We're getting to the point that some MS tools (e.g. DIA) can recognize our PDBs but others (e.g. link.exe) cannot. I think the way forward is to improve our tooling to help us find differences more easily. For example, if we can compile the same program with clang-cl and cl and have a tool tell us all the places where the PDBs differ, this could tell us what we're doing wrong. It's tricky though, because there are a lot of "benign" differences in a PDB. For example, if the string table in one PDB consists of "foo" followed by "bar" and in the other PDB it consists of "bar" followed by "foo", this is not necessarily a critical difference, as long as the uses of these strings also refer to the correct location. On the other hand, if the second PDB doesn't even contain the string "foo" at all, this is a critical difference.

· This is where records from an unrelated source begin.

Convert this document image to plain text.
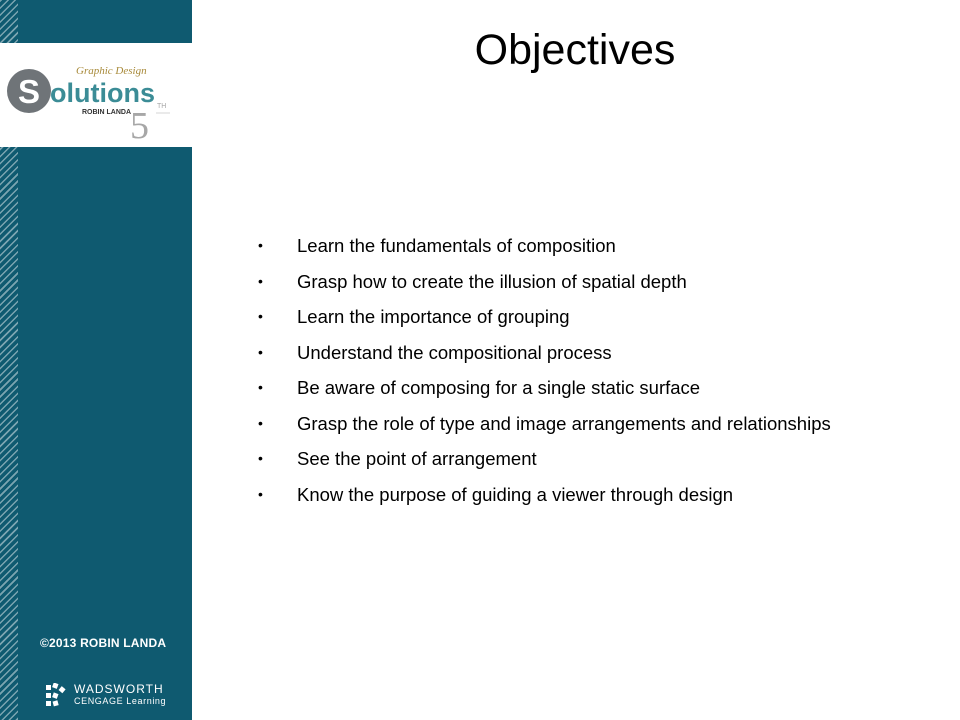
Graphic Design
S olutions
ROBIN LANDA 5 TH
©2013 ROBIN LANDA
WADSWORTH
CENGAGE Learning
Objectives
• Learn the fundamentals of composition
• Grasp how to create the illusion of spatial depth
• Learn the importance of grouping
• Understand the compositional process
• Be aware of composing for a single static surface
• Grasp the role of type and image arrangements and relationships
• See the point of arrangement
• Know the purpose of guiding a viewer through design
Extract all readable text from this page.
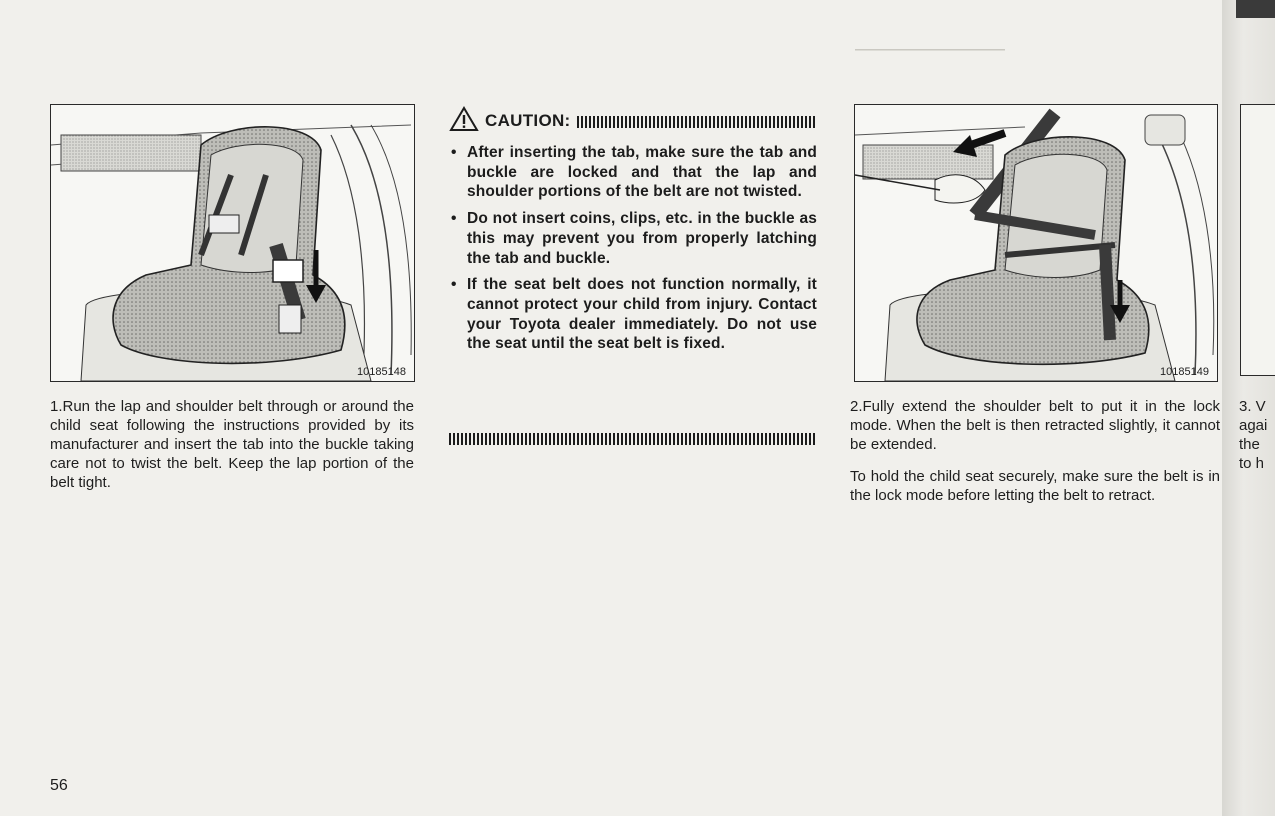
——————————
10185148
1.Run the lap and shoulder belt through or around the child seat following the instructions provided by its manufacturer and insert the tab into the buckle taking care not to twist the belt. Keep the lap portion of the belt tight.
CAUTION:
• After inserting the tab, make sure the tab and buckle are locked and that the lap and shoulder portions of the belt are not twisted.
• Do not insert coins, clips, etc. in the buckle as this may prevent you from properly latching the tab and buckle.
• If the seat belt does not function normally, it cannot protect your child from injury. Contact your Toyota dealer immediately. Do not use the seat until the seat belt is fixed.
10185149
2.Fully extend the shoulder belt to put it in the lock mode. When the belt is then retracted slightly, it cannot be extended.
To hold the child seat securely, make sure the belt is in the lock mode before letting the belt to retract.
3. V
agai
the
to h
56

diff mode has been in llvm-pdbutil for quite a while, but because of the above challenge along with some others, it's been hard to make it useful.  I think this patch addresses that.  It looks for all the same things, but it now prints the output in tabular format (carefully formatted and aligned into tables and fields), and it highlights critical differences in red, non-critical differences in yellow, and identical fields in green.  Example:
This makes it easy to spot the places we differ, and the general concept of outputting arbitrary fields in tabular format can be extended to provide analysis into many of the different types of information that show up in a PDB.
I don't quite get this. Basically we have a comparator which says "if they're different, no big deal, they're actually equivalent". Is that more or less the idea? Maybe instead of asking the caller to pass a comparator we should have a different printEquivalent method? It seems shorter and less magical.